Più volte abbiamo avuto modo di ribadire che le vere novità di Snow Leopard non sono estetiche bensì nascoste sotto il cofano del nuovo sistema operativo. Una tecnologia della quale non si è parlato abbastanza è LLVM (Low Level Virtual Machine).
Ogni software scritto con un particolare linguaggio di programmazione, per essere eseguito su una specifica architettura hardware, viene dato in pasto ad un compilatore che dopo averlo elaborato crea codice eseguibile ottimizzato. In Mac OS X, i linguaggi di programmazione di riferimento sono C, C++, Objective-C ed il compilatore di sistema è GCC.

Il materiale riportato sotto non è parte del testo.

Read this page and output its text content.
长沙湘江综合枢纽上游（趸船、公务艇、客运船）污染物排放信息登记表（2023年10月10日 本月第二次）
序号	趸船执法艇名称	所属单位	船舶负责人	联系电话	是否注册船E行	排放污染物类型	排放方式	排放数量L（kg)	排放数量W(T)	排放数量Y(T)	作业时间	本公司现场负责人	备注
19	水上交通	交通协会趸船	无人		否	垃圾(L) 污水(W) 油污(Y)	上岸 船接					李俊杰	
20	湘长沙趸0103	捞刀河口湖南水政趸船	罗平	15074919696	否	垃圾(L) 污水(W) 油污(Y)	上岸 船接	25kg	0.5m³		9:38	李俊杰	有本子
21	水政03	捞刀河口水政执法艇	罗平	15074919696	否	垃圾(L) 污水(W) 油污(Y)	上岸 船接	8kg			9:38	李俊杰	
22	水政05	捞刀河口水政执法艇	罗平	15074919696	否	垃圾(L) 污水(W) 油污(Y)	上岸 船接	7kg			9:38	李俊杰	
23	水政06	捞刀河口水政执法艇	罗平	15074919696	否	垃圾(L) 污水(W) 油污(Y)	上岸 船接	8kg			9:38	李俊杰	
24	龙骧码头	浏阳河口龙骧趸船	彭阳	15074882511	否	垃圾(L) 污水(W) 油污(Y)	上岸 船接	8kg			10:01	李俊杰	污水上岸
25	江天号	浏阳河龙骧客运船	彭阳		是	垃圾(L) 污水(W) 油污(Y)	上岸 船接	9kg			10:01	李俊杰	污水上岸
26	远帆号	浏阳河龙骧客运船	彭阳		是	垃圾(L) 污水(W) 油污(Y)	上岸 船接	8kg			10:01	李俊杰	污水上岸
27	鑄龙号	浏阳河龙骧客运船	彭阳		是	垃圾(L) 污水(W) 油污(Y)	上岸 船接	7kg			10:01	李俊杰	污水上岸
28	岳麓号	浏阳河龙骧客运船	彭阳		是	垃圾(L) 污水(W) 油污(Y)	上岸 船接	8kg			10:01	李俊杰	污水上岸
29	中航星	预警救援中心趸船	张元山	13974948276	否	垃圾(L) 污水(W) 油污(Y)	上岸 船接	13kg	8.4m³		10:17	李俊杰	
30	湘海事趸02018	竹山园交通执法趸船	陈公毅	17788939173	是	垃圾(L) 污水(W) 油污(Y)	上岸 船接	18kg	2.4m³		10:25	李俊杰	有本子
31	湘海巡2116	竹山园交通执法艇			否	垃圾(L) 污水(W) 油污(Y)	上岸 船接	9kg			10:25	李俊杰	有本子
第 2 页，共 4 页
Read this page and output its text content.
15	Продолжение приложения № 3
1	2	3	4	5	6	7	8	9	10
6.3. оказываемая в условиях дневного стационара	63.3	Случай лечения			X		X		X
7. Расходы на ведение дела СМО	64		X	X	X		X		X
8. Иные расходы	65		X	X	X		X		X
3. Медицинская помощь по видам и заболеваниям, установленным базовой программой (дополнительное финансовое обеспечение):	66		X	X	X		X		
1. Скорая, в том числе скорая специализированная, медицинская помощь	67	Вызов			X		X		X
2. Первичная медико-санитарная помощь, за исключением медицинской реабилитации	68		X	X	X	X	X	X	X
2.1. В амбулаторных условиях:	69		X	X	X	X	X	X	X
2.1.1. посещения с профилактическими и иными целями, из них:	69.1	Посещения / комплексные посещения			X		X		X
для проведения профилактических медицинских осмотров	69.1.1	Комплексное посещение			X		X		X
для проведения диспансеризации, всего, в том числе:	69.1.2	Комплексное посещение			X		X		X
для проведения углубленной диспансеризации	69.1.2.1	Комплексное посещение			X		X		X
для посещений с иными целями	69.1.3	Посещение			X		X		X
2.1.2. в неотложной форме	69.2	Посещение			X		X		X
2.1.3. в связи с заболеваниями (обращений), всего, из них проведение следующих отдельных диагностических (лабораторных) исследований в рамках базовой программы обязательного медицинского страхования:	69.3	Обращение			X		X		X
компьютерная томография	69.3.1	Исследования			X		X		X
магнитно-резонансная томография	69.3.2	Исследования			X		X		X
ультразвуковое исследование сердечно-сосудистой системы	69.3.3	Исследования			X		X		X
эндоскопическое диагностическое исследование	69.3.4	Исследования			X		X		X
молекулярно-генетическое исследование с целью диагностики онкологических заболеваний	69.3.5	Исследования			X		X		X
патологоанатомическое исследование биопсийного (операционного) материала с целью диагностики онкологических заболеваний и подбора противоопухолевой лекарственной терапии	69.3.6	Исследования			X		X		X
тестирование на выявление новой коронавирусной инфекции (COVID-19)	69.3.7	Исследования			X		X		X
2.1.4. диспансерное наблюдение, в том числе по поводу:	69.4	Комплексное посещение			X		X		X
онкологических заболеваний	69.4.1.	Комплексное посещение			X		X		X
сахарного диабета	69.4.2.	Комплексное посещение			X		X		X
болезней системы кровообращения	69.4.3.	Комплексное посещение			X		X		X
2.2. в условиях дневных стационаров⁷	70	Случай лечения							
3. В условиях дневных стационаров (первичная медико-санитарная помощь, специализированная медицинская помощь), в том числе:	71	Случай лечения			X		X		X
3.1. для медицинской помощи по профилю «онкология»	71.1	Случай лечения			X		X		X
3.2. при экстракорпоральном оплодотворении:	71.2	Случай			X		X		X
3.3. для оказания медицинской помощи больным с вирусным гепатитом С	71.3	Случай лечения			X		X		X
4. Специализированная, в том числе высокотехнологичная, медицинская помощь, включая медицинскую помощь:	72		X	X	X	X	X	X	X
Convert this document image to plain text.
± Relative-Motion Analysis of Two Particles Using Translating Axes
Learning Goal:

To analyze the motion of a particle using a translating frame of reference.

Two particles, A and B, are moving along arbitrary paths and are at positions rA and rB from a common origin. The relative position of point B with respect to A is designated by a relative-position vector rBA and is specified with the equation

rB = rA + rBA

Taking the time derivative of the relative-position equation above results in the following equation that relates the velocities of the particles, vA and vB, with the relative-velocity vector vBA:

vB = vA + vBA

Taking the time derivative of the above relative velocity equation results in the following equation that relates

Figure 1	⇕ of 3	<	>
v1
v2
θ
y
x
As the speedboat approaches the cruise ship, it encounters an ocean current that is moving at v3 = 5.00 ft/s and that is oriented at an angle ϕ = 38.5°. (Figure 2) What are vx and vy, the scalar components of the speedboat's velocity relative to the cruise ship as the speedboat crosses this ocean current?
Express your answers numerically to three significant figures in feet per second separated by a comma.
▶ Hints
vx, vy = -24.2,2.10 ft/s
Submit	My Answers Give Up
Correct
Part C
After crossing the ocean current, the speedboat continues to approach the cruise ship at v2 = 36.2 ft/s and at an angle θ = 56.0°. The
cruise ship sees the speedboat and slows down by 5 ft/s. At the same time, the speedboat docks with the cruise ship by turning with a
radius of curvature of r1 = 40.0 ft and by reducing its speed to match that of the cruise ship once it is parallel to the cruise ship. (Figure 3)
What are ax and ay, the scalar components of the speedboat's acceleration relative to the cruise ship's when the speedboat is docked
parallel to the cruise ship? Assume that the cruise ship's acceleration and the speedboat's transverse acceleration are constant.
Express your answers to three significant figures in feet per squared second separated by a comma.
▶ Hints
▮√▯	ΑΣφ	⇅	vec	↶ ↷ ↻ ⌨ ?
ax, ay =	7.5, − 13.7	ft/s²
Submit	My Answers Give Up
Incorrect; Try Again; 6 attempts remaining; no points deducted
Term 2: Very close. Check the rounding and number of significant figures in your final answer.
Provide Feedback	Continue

LLVM è una completa infrastruttura di compilazione open source nata diversi anni fa nell’Università dell’Illinois. Si tratta di una macchina virtuale di basso livello che si interpone, da una parte con il codice scritto in un linguaggio di programmazione e dall’altra con il generatore di codice specifico per l’architettura di sistema. Il pregio di questa tecnologia è che produce codice eseguibile drasticamente più efficiente rispetto al classico GCC.
Finora LLVM, in Mac OS X 10.5, era stata utilizzata all’interno di OpenGL per implementare alcune funzionalità non presenti direttamente a livello hardware. Nel nuovo sistema operativo, Apple ha sdoganato definitivamente tale tecnologia integrandola all’interno di GCC e dando vita ad un nuovo compilatore: LLVM-GCC 4.2.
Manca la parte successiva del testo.